Как быть? Довериться господину Тэсту, перед которым я преклоняюсь, но с которым слишком часто не согласен? Отказаться вообще, оставив гигантскую прореху?
Нельзя!
Надо прямо признать: я не вхож в этот храм сакральной поэзии. Но, познав изощренную виртуозность человеческого ума, боговдохновенность, питающую мистиков и поэтов, а также энтузиазм, с которым относятся к его совершенному таланту великие посвященные и просто имеющие возможность жить музыкой и грезой, я знаю: это – духовная драгоценность, до которой изнуряющие жестокости жизни не позволили мне подняться.
Но наряду с этой существует и иная истина.
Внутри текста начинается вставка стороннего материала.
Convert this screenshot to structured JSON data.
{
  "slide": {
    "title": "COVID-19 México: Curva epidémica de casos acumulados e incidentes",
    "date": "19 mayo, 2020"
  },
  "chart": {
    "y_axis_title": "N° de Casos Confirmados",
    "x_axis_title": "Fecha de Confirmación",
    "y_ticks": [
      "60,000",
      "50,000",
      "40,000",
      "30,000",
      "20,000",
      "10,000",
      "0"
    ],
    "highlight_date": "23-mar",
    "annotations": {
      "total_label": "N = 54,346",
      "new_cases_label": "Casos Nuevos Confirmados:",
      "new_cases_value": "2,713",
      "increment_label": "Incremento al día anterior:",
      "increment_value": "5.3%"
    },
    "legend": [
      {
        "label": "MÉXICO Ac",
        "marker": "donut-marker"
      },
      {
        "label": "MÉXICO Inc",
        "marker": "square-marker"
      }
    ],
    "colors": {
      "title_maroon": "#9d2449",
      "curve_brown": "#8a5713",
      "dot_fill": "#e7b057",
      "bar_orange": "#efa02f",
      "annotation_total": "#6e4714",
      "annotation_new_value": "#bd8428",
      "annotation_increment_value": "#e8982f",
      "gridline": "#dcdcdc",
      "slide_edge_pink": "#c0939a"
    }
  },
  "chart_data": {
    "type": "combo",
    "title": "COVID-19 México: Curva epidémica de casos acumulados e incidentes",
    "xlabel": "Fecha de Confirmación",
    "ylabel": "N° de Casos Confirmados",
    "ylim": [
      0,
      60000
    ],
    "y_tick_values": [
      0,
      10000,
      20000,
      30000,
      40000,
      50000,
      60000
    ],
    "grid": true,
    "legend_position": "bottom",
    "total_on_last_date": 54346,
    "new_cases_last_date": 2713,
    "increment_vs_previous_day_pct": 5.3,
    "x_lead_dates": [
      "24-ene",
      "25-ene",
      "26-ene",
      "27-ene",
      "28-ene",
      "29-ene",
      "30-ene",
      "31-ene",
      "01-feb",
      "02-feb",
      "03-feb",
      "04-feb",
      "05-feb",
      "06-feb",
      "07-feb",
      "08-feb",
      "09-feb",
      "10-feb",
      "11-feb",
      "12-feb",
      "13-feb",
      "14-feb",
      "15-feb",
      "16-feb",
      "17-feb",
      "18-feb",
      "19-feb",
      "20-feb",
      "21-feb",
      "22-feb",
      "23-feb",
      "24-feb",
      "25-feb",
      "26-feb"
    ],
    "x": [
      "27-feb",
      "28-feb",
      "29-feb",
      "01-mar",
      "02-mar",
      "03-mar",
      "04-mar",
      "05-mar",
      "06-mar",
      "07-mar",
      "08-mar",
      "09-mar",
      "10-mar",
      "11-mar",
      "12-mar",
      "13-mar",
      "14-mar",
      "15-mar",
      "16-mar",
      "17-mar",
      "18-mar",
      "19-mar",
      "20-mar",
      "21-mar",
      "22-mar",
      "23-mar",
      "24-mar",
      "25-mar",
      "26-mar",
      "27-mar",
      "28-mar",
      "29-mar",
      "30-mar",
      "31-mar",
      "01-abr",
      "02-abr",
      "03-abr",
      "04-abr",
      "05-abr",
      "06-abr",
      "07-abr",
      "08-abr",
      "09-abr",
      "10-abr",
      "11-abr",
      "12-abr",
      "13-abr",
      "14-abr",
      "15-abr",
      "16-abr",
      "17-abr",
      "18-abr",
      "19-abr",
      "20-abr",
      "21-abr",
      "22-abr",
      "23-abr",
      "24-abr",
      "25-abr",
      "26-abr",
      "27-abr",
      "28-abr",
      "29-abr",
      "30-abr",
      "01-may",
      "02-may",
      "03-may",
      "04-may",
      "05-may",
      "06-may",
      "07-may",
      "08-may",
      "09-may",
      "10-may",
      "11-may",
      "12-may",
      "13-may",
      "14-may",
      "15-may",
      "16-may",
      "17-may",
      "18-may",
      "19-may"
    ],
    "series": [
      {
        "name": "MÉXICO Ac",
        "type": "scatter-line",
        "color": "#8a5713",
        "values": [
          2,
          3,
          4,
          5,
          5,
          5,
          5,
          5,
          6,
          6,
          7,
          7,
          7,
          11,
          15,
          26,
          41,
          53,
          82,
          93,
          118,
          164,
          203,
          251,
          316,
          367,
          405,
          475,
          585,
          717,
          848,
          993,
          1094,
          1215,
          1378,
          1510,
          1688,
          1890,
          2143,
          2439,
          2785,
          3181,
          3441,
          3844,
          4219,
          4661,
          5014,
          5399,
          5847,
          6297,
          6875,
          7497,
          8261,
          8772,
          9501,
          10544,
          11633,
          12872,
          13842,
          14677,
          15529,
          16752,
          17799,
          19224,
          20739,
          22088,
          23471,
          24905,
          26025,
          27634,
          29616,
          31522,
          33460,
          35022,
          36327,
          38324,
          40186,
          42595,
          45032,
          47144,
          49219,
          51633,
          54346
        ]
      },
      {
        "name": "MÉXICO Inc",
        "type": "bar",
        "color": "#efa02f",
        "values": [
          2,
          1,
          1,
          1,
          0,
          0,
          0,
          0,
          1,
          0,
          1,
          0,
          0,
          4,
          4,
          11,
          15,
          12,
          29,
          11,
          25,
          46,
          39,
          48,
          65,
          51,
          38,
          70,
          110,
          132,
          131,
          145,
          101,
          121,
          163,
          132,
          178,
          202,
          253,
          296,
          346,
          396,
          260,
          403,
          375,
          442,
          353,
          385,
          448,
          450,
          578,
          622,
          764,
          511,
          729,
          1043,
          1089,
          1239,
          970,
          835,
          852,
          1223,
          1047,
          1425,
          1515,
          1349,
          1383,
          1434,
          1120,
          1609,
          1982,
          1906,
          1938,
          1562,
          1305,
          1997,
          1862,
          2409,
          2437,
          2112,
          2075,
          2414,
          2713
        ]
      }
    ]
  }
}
Поэзию – даже ту, цель которой – поэзия, – нельзя обращать в игрушку. Поэзия – это зов и зарево бедствия. Образы ради образов – это не поэзия, это шифры. Поэт – либо боль, либо ничто.
Мне трудно судить, насколько аналитично и рассудочно то, что он творил: и правда ли, что он заменил вдохновение рациональным расчетом – сама его недоступность, казалось бы, свидетельствует о противном, – но не вызывает сомнения, что в нем действительно много от мастеров числа и порядка. Да, это особая, упорядоченная смутность: смутность мироздания. Да, это необычная точность, объединяющая в себе строгость и темноту.
Вдохновение и точный расчет – не между ними ли лежит поэзия, музыка слова? Не будем впадать в крайности, заявляя, что лучше в совершенном сознании и с полной ясностью создавать слабое, нежели в экстазе – шедевр. Верно иное: транс – это и есть самый тяжелый, адский внутренний труд. Взыскательность, яростное сопротивление легкому не менее необходимы поэту, чем божественный экстаз.
В каждом поэте, – говорила Марина Ивановна Цветаева, – есть нечто за пределами поэта. Лорка называл это бесом, дуэнде. Даже у Ахматовой была молитва – вне стихов. А что было у Марины Ивановны? Боль? Отчаяние? Все-таки надежда?
А что было у Стефана Малларме – у этого, может быть, главного перекрестка поэзии, казавшегося – кому? – тупиком… О, как ничтожно мало я знаю!.. Что я знаю о величайшем поэте, кроме того, что – Поэт?
В искусстве он – наша живая совесть…
А если совести уже нет?.. Что тогда?..
У Мномандра мы узнаем, что это – французский Гонгора, но если темнота великого испанца рассеивается эрудицией и синтаксисом, то темнота великого француза, – говорит Рейес, – принципиальная: возвращающая бытию его изначальную неопределенность, дологичность, первозданную чистоту хаоса.
Герметичность – как быть с нею?
Любая подлинная поэзия герметична – каждая в свою меру. Каждый выбирает меру сам. А выбор, как всегда, пролегает между полюсами открытости поэта и закрытости, из которой не вырывается его голос.
Но зачем герметичность? Почему не говорить массе то, что думаешь и чувствуешь? Почему не говорить с ней на ее языке?
Но как быть с человеческой общностью? А так ли нужна и важна эта общность? Общность вообще кризисна и парадоксальна. И коль на то пошло, то в куда большей мере, нежели герметичная поэзия, ее разрушают прогресс, свобода и наши идеи.
Книга определяет читателя. Как существует массовая литература и читатель-эвримен, так, к счастью, существуют эзотерия и эстетические высоты. Под первую подстраиваются, до второй надо возвыситься.
Слово – господину Тэсту
Поэзия суть волшебство. Творчество Малларме и воспринималось его поклонниками как чудо, как тайна, как предельность мастерства. Едва улавливая его мысль, ставя бесчисленное количество вопросов, они, поклонники, производили самим его наличием переоценку всех ценностей, потрясались и озарялись, воодушевлялись на борьбу за него и на проклятие тех неверных, кто его не принимал.
В возрасте еще довольно раннем, двадцати лет, – в критическую пору странной и глубокой духовной трансформации – я испытал потрясение от творчества Малларме. Я познал изумление, интимное и внезапное замешательство, и озарение, и разрыв с привязанностями к моим идолам тех лет. Я почувствовал в себе как бы фанатика. Я ощутил молниеносное внедрение некоего решающего духовного завоевания.
Какой интеллектуальный эффект вызывало в нас тогда знакомство с любыми писаниями Малларме и какой моральный эффект!.. Было что-то религиозное в воздухе той эпохи, когда иные создавали себе обожание и культ того, что представлялось им настолько прекрасным, что поистине надо было называть его сверхчеловеческим.